Courtesy of Hendrik Hertzberg, we have two Nobel prize winning economists — Joseph Stiglitz and Robert Solow — saying that the “most disappointing” aspect of the Obama administration’s economic plan is that it seems to imply a return to Wall Street’s pre-crisis status quo:
They see the lack of a thoroughgoing “reorganization of the financial system” as the “most disappointing” feature of the new dispensation…Stiglitz said he has the impression that while the Administration’s policymakers are familiar with the approach he and Solow advocate and have discussed it among themselves, it hasn’t been given the kind of in-depth consideration that has been extended to the solutions preferred by the big banks. “When push comes to shove,” Solow said, “politics wins over economics every time. It’s the unanswerable objection: ‘You can’t get it through Congress.’ ”
This ties back to Matthew Yglesias’ concern that “Obama is unduly optimistic about the idea that we can keep the financial industry basically as is, but regulate it ‘better.’” “The pre-crash state of regulation had a lot to do with the political clout and prestige of the institutions in question. If you keep the same institutions in place, I worry that they’ll swiftly recapture the regulators,” he wrote.

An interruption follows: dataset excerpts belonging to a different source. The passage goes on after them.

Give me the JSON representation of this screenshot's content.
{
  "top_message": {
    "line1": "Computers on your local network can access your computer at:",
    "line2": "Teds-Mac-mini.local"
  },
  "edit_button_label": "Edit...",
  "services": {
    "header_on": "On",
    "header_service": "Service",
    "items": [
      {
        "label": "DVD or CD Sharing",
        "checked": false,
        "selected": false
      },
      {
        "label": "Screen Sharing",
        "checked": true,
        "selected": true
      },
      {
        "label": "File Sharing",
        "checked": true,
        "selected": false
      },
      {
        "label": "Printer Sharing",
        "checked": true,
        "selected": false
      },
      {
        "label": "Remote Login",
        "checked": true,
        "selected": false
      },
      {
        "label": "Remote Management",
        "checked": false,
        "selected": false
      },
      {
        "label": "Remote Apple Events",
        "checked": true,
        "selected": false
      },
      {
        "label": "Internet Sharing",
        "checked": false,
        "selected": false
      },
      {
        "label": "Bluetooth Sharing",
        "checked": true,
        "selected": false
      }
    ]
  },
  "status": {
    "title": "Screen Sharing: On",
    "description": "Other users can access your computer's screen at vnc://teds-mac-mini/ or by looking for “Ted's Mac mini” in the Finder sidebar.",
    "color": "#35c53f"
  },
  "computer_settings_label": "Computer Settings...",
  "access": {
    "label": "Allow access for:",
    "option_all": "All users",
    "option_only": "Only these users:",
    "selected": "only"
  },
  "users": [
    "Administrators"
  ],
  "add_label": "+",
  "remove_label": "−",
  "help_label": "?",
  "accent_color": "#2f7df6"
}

This is a very legitimate concern, and one the administration has done little to address. Obama said last night that he expects “to sign legislation by the end of this year that sets new rules of the road for Wall Street.” But more than new rules are needed. There has to be a fundamental change in the nature of institutions, so that they don’t become too big to fail. As FDIC Chairman Sheila Bair said this week:
Investors and creditors have lacked strong incentives to perform due diligence because of the perception that these institutions are so large and complex that the government would have to bail them out. And they were absolutely right…This is unacceptable, and simply reinforces the notion of “too big to fail”…a 25-year old idea that ought to be tossed into the dustbin.

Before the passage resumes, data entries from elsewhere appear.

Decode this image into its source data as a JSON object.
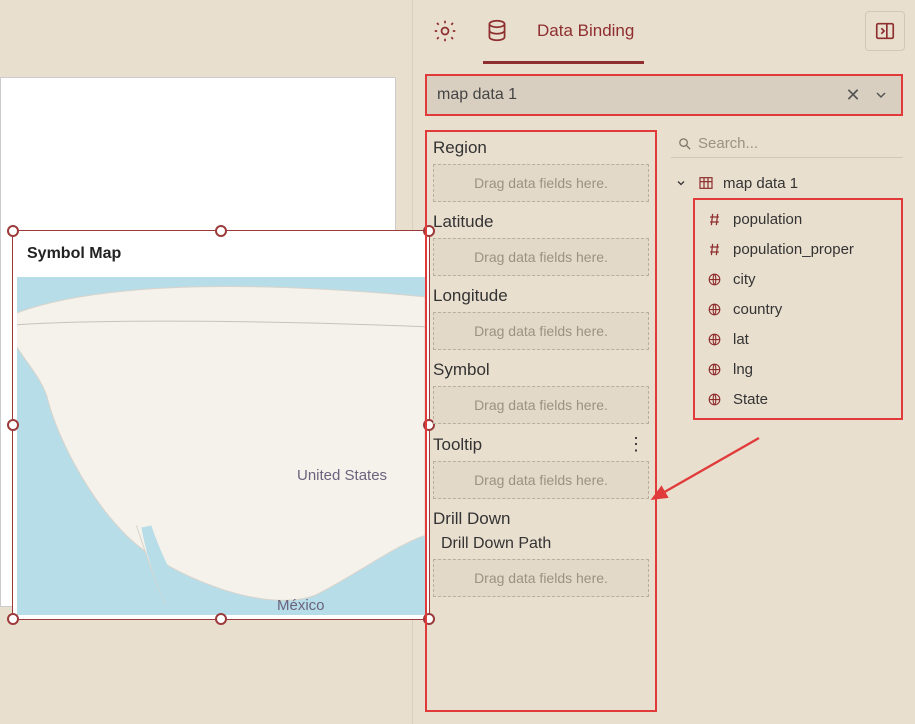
{
  "tabs": {
    "settings_tooltip": "Settings",
    "data_binding_label": "Data Binding"
  },
  "datasource": {
    "selected": "map data 1"
  },
  "search": {
    "placeholder": "Search..."
  },
  "zones": [
    {
      "label": "Region",
      "placeholder": "Drag data fields here."
    },
    {
      "label": "Latitude",
      "placeholder": "Drag data fields here."
    },
    {
      "label": "Longitude",
      "placeholder": "Drag data fields here."
    },
    {
      "label": "Symbol",
      "placeholder": "Drag data fields here."
    },
    {
      "label": "Tooltip",
      "placeholder": "Drag data fields here.",
      "has_more": true
    }
  ],
  "drilldown": {
    "label": "Drill Down",
    "sublabel": "Drill Down Path",
    "placeholder": "Drag data fields here."
  },
  "tree": {
    "root_label": "map data 1",
    "fields": [
      {
        "icon": "number",
        "label": "population"
      },
      {
        "icon": "number",
        "label": "population_proper"
      },
      {
        "icon": "globe",
        "label": "city"
      },
      {
        "icon": "globe",
        "label": "country"
      },
      {
        "icon": "globe",
        "label": "lat"
      },
      {
        "icon": "globe",
        "label": "lng"
      },
      {
        "icon": "globe",
        "label": "State"
      }
    ]
  },
  "widget": {
    "title": "Symbol Map",
    "map_labels": {
      "us": "United States",
      "mx": "México"
    }
  }
}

The big banks still have a lot of sway on Capitol Hill, and as MIT professor Simon Johnson said “I think [the administration has] been too deferential to big finance…I think they should be more willing to take them on.” Of course, it would be nice if this weren’t a unilateral fight, but one that the administration and both parties in Congress joined, in the interests of sustainable economic growth. The president can use his bully pulpit to outline a new direction, but it will take a concerted effort across the board to ensure that Wall Street doesn’t gamble the economy into oblivion again.